I'd suggest looking for Alliance & Leicester (still listed last year), Barclays, HBOS, HSBC, Lloyds and RBS. (You could add Standard Chartered, which is also UK-listed but its business is overseas.) If you want to make it really simple, just note down the resolutions that your manager opposed at the 2008 AGMs (if any). If you want to do a bit more digging you could also try and find out how they voted on the RBS takeover of ABN Amro in 2007, and the AGMs in 2007 in general. And don't forget - if you can't find any data log that as well, because the industry claims that it's done a great job in respect of transparency...

Then post the results of your research on your blog and let me know you have done it by posting a comment on this post. I will aggregate links to all posts put up by bloggers who have done the research, and I'll try and persuade Mrs P (a designer you see) to create little button for everyone who participates (Hero of Financial Research First Class or summat like that).

So to get you started, here's my own initial research.

1. The DC pension scheme I am a member is run by the insurer Axa, and the assets invested by Axa Investment Managers. Actually Axa has some good folks working for it, and has a responsible investment team and a dedicated section on its website. But it only discloses very limited data on voting - headline statistics (PDF). So I am unable to identify to find out from their public reporting how they exercised ownership in respect of the banks. 
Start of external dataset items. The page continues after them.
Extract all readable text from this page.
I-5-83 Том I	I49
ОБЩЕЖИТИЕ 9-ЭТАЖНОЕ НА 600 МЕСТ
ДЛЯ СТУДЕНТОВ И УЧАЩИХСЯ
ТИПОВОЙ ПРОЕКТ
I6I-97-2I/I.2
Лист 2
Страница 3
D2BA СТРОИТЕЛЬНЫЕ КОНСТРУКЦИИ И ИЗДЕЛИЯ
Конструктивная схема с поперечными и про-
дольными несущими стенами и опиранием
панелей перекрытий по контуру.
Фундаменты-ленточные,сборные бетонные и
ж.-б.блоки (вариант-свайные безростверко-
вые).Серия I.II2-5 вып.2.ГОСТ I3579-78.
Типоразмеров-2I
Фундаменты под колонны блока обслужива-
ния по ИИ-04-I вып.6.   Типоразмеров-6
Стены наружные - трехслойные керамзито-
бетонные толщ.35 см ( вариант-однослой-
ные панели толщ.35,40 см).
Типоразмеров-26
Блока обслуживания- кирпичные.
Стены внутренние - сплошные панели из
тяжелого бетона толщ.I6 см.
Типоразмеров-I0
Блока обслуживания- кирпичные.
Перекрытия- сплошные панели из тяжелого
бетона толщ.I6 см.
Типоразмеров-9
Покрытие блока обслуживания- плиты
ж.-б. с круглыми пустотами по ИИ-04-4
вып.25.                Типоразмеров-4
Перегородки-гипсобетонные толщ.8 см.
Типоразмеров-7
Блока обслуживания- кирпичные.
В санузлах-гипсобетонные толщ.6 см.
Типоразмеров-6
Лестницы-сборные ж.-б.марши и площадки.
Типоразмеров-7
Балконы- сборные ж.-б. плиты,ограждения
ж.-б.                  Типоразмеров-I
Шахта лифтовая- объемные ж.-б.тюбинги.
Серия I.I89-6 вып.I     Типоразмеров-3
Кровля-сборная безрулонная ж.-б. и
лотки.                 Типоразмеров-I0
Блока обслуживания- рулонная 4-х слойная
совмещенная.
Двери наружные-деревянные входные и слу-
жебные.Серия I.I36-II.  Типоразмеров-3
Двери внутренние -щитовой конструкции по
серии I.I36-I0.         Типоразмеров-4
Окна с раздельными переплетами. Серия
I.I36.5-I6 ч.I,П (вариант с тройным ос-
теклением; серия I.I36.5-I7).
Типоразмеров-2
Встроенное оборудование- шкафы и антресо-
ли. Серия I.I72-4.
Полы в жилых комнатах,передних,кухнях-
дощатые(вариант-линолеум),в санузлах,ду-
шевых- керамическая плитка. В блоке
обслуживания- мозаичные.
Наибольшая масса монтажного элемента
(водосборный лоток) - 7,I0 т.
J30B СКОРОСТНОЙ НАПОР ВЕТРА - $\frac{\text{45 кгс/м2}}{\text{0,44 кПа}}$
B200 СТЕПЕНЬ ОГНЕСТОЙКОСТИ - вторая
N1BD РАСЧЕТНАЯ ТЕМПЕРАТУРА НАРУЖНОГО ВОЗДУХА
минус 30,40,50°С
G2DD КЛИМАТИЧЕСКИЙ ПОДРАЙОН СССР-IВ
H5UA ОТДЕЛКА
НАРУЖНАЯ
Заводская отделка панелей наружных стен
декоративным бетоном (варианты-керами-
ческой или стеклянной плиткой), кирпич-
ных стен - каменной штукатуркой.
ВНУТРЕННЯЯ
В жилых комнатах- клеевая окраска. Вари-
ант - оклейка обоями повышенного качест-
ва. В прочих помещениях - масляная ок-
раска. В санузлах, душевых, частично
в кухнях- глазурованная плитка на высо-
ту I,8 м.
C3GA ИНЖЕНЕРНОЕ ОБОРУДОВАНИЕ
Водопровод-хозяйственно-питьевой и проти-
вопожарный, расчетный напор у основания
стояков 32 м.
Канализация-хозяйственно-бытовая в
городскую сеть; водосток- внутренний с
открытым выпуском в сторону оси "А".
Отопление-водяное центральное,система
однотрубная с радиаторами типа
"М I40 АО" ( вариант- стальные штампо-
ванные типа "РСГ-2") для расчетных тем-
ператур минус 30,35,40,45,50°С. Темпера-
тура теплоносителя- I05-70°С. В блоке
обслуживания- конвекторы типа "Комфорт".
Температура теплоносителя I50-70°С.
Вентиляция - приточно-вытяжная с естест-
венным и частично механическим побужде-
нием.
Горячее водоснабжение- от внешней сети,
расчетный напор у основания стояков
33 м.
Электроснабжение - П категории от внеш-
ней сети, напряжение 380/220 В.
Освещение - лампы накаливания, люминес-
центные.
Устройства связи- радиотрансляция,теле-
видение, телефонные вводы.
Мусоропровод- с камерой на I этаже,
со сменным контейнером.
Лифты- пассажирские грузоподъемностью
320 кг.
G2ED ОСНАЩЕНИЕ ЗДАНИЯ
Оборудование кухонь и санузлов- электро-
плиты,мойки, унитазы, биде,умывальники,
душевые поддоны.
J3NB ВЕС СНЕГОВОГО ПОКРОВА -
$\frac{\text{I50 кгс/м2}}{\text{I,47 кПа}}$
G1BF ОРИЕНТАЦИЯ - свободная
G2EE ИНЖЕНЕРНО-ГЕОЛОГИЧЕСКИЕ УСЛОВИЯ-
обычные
2. Some of our ISA is invested with Gartmore (Paul Myners' old mob actually). I can't even find a corporate governance section on their website from a quick trawl, so no data there apparently.

3. A bit more of our ISA is with Black Rock. It has an SRI docs section here, and a statistical breakdown of votes here (PDF). But because it's just headline stats I can't identify how they voted at the banks either. 

So that's 0 out of 3 for the people who invest my money. Can you do any better?

Governance reform: let's have another go

Just when I was losing faith in the Government's sense of direction in respect of financial reform, Paul Myners has stoked things up again. He suggests that Walker hasn't gone far enough (!) and floats the idea that there could be differential voting rights for shareholders, with those in it for the long term having more influence.

This latter argument will be controversial with some investors, who are very attached to the principle of 'one share, one vote'. But the EU looked at this issue and found now evidence that one share one vote leads to better outcomes. And if such a reform did lead to a more long-term approach on the part of least some big investors, maybe it is a principle worth conceding.

He also suggested that Fred Goodwin should do charity work!

Let's hope this means that there is still scope to push the Walker Review in a more reformist direction.

PS - The actual interview on the Beeb is here.